By the 1880s officials began to put the ideals in the Gakusei preamble into practice. While education was seen as the foundation of imperial rule, submission to the emperor was reinforced as well. A decade later officials issued “The Imperial Rescript on Education.” This document was circulated widely and read aloud at all important school events. Students were required to memorize the text, prostrate themselves in front of a picture of the emperor and empress of Japan, and recite it in full.4
Know ye, Our Subjects:
Our Imperial Ancestors have founded Our Empire on a basis broad and everlasting, and have deeply and firmly implanted virtue; Our subjects ever united in loyalty and filial piety have from generation to generation illustrated the beauty thereof. This is the glory of the fundamental character of Our Empire, and herein also lies the source of Our education. Ye, Our subjects, be filial to your parents, affectionate to your brothers and sisters; as husbands and wives be harmonious, as friends true; bear yourselves in modesty and moderation; extend your benevolence to all; pursue learning and cultivate arts, and thereby develop intellectual facul- ties and perfect moral powers; furthermore, advance public good and promote common interests; always respect the Constitution and observe the laws; should emergency arise, offer yourselves courageously to the State; and thus guard and maintain the prosperity of Our Imperial state; and thus guard and maintain the prosperity of Our Imperial Throne coeval with heaven and earth. So shall ye not only be Our good and faithful subjects, but render illustrious the best traditions of your forefathers. . . .
The way here set forth is indeed the teaching bequeathed by Our Imperial Ancestors, to be observed alike by Their Descendants and the subjects, infallible for all ages and true in all places. It is Our wish to lay it to heart in all reverence, in common with you, Our subjects, that we may all attain to the same virtue.
October 30, 18905
- 1 : Kido Takayoshi monjo 4, 320, trans. adapted from Irokawa, The Culture of the Meiji Period, 54–55, quoted in de Bary, Gluck, and Tiedemann, Sources of Japanese Tradition, 678.
- 2 : Richard Minear, trans., “Fukuzawa Yukichi, akumon no susume,” Fukuzawa Yukichi zenshü, III, (Tokyo: Iwanami, 1969), 29–31.
- 3 : Herbert Passin, Society and Education in Japan, quoted in de Bary, Gluck, and Tiedemann, Sources of Japanese Tradition.

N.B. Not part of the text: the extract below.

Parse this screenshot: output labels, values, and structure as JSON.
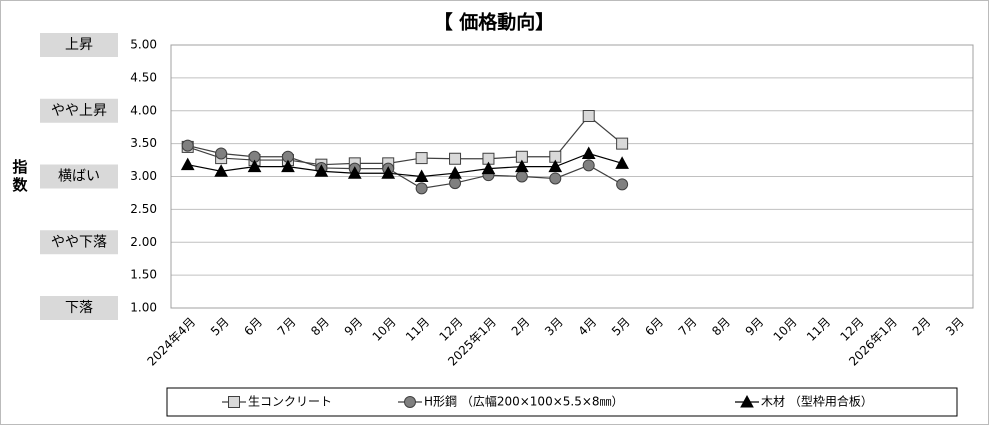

- 4 : The ritual of prostration before the emperor is a holdover from earlier eras when commoners had to avert their gaze when high-ranking persons such as court nobles, daimyo, or shoguns passed by. Bob Tadashi Wakabayashi (Professor, York University) personal communication with the author, January 1, 2014.
- 5 : “The Imperial Rescript on Education [Official Document],” annotated by Brian Platt, Children and Youth in History, Item 136, accessed November 15, 2012.